What is the existence value of the ANWR coastal plain and its caribou, polar bears, gray wolves, nesting birds? For that matter, what existence value should or does attach to the landscape as whole, unscathed, and rare?

2) Coase's Theorem :

"The assertion that if property rights are properly defined, then people will be forced to pay for any negative externalities they impose on others, and market transactions will produced efficient outcomes."

Here, property rights are not properly defined, because ANWR, despite the provision setting aside the 1002 area for potential future drilling, is federal property; as such, oil companies should not have more influence over its use than you and I and the other 270 million Americans do. Because of lobbyists and republican-representative government (which for the most part I happen to like, don't get me wrong), the vox populi takes second seat.

I submit that because of the existence value of the ANWR coastal plain, the negative externalities of drilling (degredation of the non-economic value of the plain and its inhabitants) cannot be offset by in-kind or other "payments" of any kind. (Or payoffs by 25 years "without Saudi Oil," which is a spin concept I and many others have deflated.)

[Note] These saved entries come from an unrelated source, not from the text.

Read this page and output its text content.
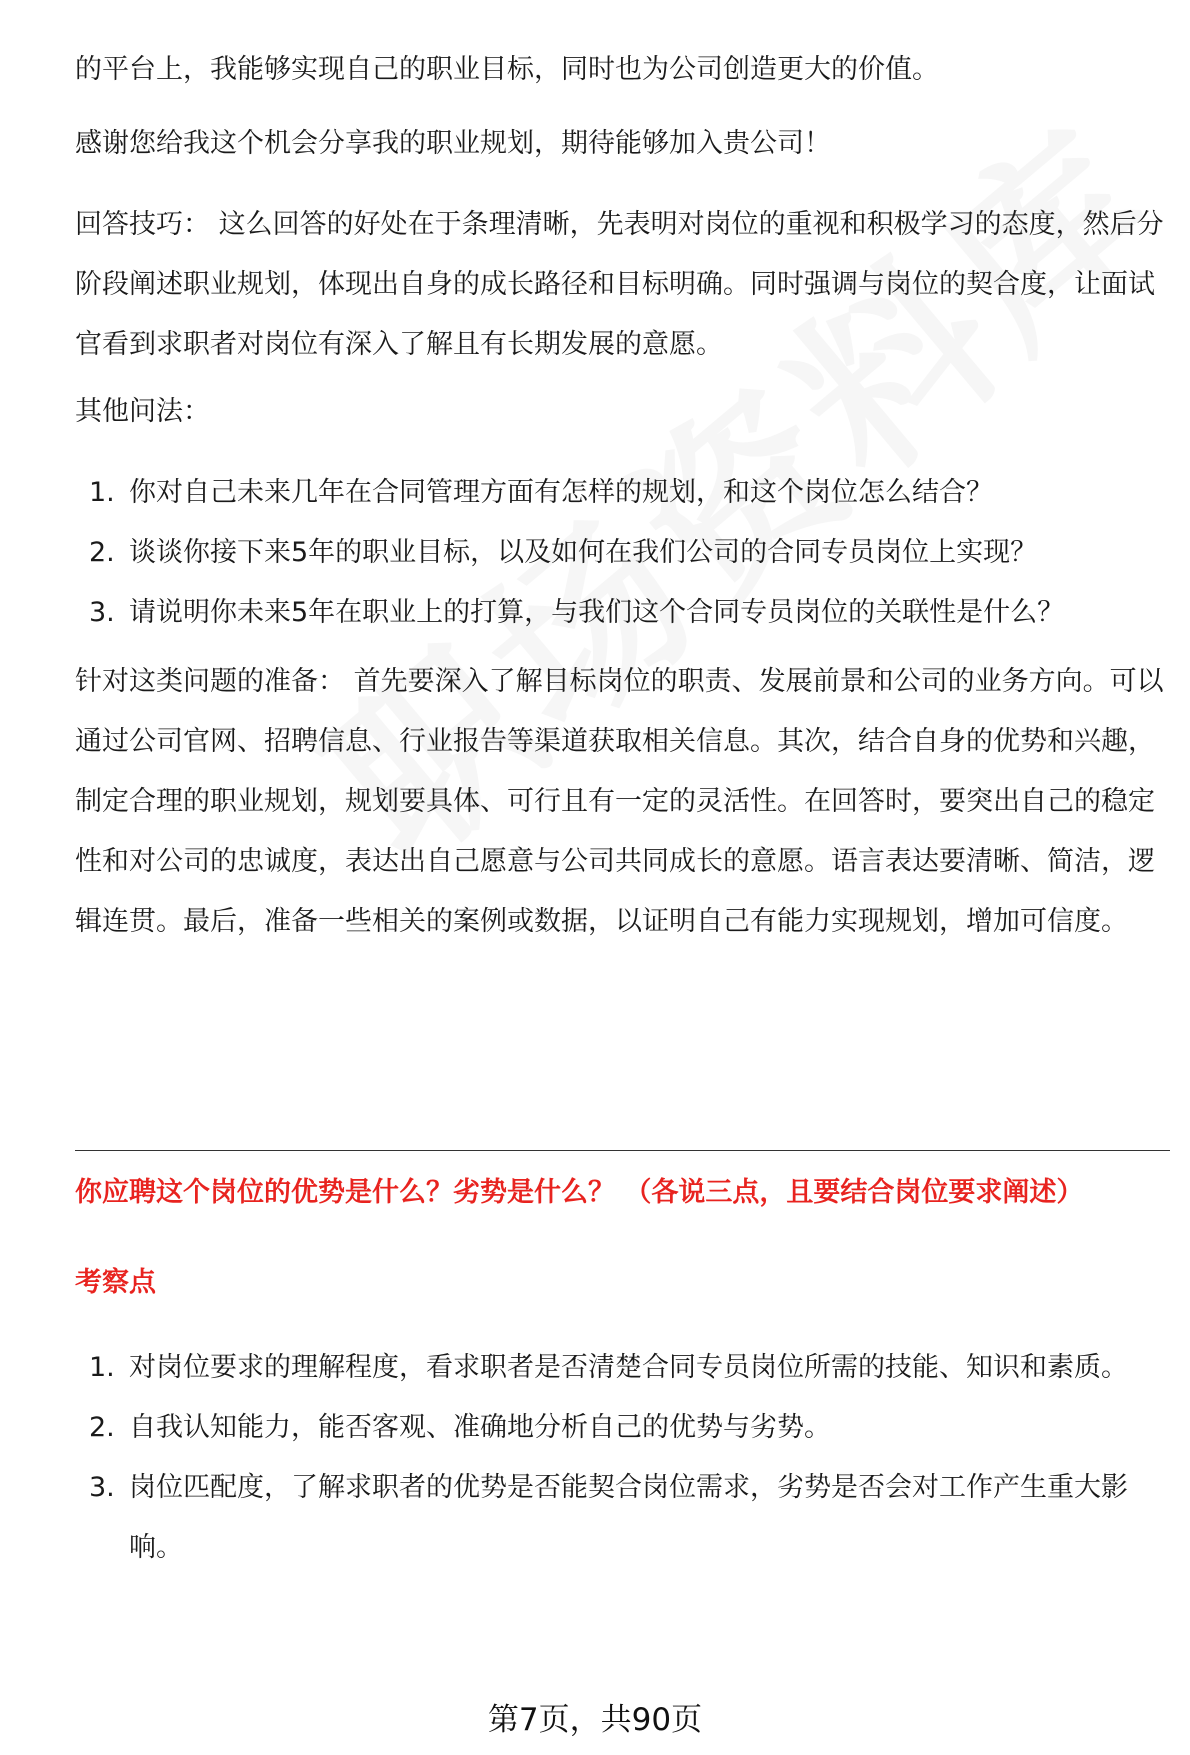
的平台上，我能够实现自己的职业目标，同时也为公司创造更大的价值。

感谢您给我这个机会分享我的职业规划，期待能够加入贵公司！

回答技巧： 这么回答的好处在于条理清晰，先表明对岗位的重视和积极学习的态度，然后分阶段阐述职业规划，体现出自身的成长路径和目标明确。同时强调与岗位的契合度，让面试官看到求职者对岗位有深入了解且有长期发展的意愿。

其他问法：

1. 你对自己未来几年在合同管理方面有怎样的规划，和这个岗位怎么结合？
2. 谈谈你接下来5年的职业目标，以及如何在我们公司的合同专员岗位上实现？
3. 请说明你未来5年在职业上的打算，与我们这个合同专员岗位的关联性是什么？

针对这类问题的准备： 首先要深入了解目标岗位的职责、发展前景和公司的业务方向。可以通过公司官网、招聘信息、行业报告等渠道获取相关信息。其次，结合自身的优势和兴趣，制定合理的职业规划，规划要具体、可行且有一定的灵活性。在回答时，要突出自己的稳定性和对公司的忠诚度，表达出自己愿意与公司共同成长的意愿。语言表达要清晰、简洁，逻辑连贯。最后，准备一些相关的案例或数据，以证明自己有能力实现规划，增加可信度。

你应聘这个岗位的优势是什么？劣势是什么？ （各说三点，且要结合岗位要求阐述）

考察点

1. 对岗位要求的理解程度，看求职者是否清楚合同专员岗位所需的技能、知识和素质。
2. 自我认知能力，能否客观、准确地分析自己的优势与劣势。
3. 岗位匹配度，了解求职者的优势是否能契合岗位需求，劣势是否会对工作产生重大影响。
第7页，共90页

Where housing and industrial developers are usually required to offset destruction of wetlands by creating new ones (which is itself hugely controversial because the quality of the "man-created" wetlands is often strikingly less), the oil companies or the complicit federal government agencies/Congresspeople who want drilling cannot "create" another ANWR.

That said, what about paying for the negative externalities of oil production and use in order to create more efficient outcomes? Emission taxes, regulatory fees, oil prices to some extent do this. These are beginnings. I'd like to find a comprehensive evaluation of all the negative externalities of oil production and use. Does anyone know of one?

By the way, I got the two definitions from an interesting site, The Environmental Valuation and Cost-Benefit Website.